The use of restrictive copyright terms by publishers is harming science’s ability to self-correct, a researcher has claimed.
Julian Stirling, a postdoctoral guest researcher at the United States National Institute for Standards and Technology, made the claim in a blog post that criticised the decision of publisher Wiley not to grant permission for him to reproduce a figure from one of its own papers in an article on which Dr Stirling is first author and which has been accepted for publication by the journal Plos One.
The paper is a critique of the evidence for stripy nanoparticles: tiny particles of gold covered with stripes of other molecules called ligands. Their existence has been asserted in about 30 papers written since 2004 by Francesco Stellacci, Constellium professor at the ?cole Polytechnique Fédérale de Lausanne in Switzerland. Dr Stirling is among a group of UK-based researchers who believe that Professor Stellacci has misinterpreted microscope images.
Dr Stirling’s paper, a preprint of which was published earlier this year on the arXiv preprint server, illustrates its point by reproducing and discussing several images from some of Professor Stellacci’s previous papers. However, earlier this month Dr Stirling posted in which he complained that Wiley had refused permission for one of them - originally published in the journal Small – to be used.
Pointing out the “oft-repeated mantra” that science is “inherently self-correcting, as all science is up for debate”, Dr Stirling argues in the blog that the incident offers further proof that while journals are happy to publish papers that refute old theories with new experimental data, they are largely hostile to those critiquing previously published papers.
Times 中国A片 has previously reported that an earlier paper, with which Dr Stirling was not involved, that criticised the evidence for stripy nanoparticles took three years to be published.
“Apparently, the old guard of closed-access scientific publishers are not interested in the idea that they might have published articles with errors in. Correcting the literature is not important [to them],”
Dr Stirling says.
He says that Wiley’s stance is “petty and short-sighted, but more than that, it shows how we cannot trust the flow of scientific discourse to publishers, who care more about profit and their intellectual property than they do about free debate of ideas”.

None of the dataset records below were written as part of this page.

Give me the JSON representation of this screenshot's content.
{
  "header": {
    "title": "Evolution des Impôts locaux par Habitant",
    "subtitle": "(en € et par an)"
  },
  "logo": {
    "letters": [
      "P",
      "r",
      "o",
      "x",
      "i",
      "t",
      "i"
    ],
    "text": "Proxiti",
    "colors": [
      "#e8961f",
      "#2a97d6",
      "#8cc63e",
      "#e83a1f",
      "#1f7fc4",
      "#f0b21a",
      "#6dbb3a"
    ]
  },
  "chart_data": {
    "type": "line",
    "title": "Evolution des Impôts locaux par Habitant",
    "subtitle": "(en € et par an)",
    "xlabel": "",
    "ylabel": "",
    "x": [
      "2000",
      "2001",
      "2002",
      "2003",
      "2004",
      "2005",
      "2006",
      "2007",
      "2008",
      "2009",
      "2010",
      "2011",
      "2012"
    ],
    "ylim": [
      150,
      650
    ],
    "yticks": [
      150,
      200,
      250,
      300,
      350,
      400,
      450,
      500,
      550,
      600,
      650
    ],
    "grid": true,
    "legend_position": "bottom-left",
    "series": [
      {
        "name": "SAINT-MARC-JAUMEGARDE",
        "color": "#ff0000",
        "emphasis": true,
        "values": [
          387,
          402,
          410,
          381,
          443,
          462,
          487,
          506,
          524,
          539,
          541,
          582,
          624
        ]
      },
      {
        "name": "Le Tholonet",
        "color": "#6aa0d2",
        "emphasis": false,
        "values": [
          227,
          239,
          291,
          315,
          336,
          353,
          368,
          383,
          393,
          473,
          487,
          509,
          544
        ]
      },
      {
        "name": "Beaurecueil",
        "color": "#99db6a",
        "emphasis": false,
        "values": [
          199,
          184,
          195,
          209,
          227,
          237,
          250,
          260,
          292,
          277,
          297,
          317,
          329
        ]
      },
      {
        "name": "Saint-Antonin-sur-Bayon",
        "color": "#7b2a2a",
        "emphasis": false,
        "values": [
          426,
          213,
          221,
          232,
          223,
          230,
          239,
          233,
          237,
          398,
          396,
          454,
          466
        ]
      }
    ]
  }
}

Plos One publishes articles under a Creative Commons CC-BY licence, which permits free reuse of content subject to attribution, while Small employs more restrictive terms. Wiley did not respond to a request for comment but, in a posting under Dr Stirling’s blog, Kris Kliemann, the company’s vice-president and director of global rights and permissions, says: “We are happy to grant permission to reproduce our content in your article, but areunable to change its copyright status.”
At the time the blog was written, the Royal Society of Chemistry had granted permission for Dr Stirling to reproduce images from one of its journals, while Nature Publishing Group and the American Chemical Society were yet to respond. Both NPG and the ACS told THE that they had since granted permission. Grace Baynes, head of communications at NPG, said: “This fits with our policy that, in general, we will permit figures to be reproduced under the same licence as the rest of the article where they are to be used.”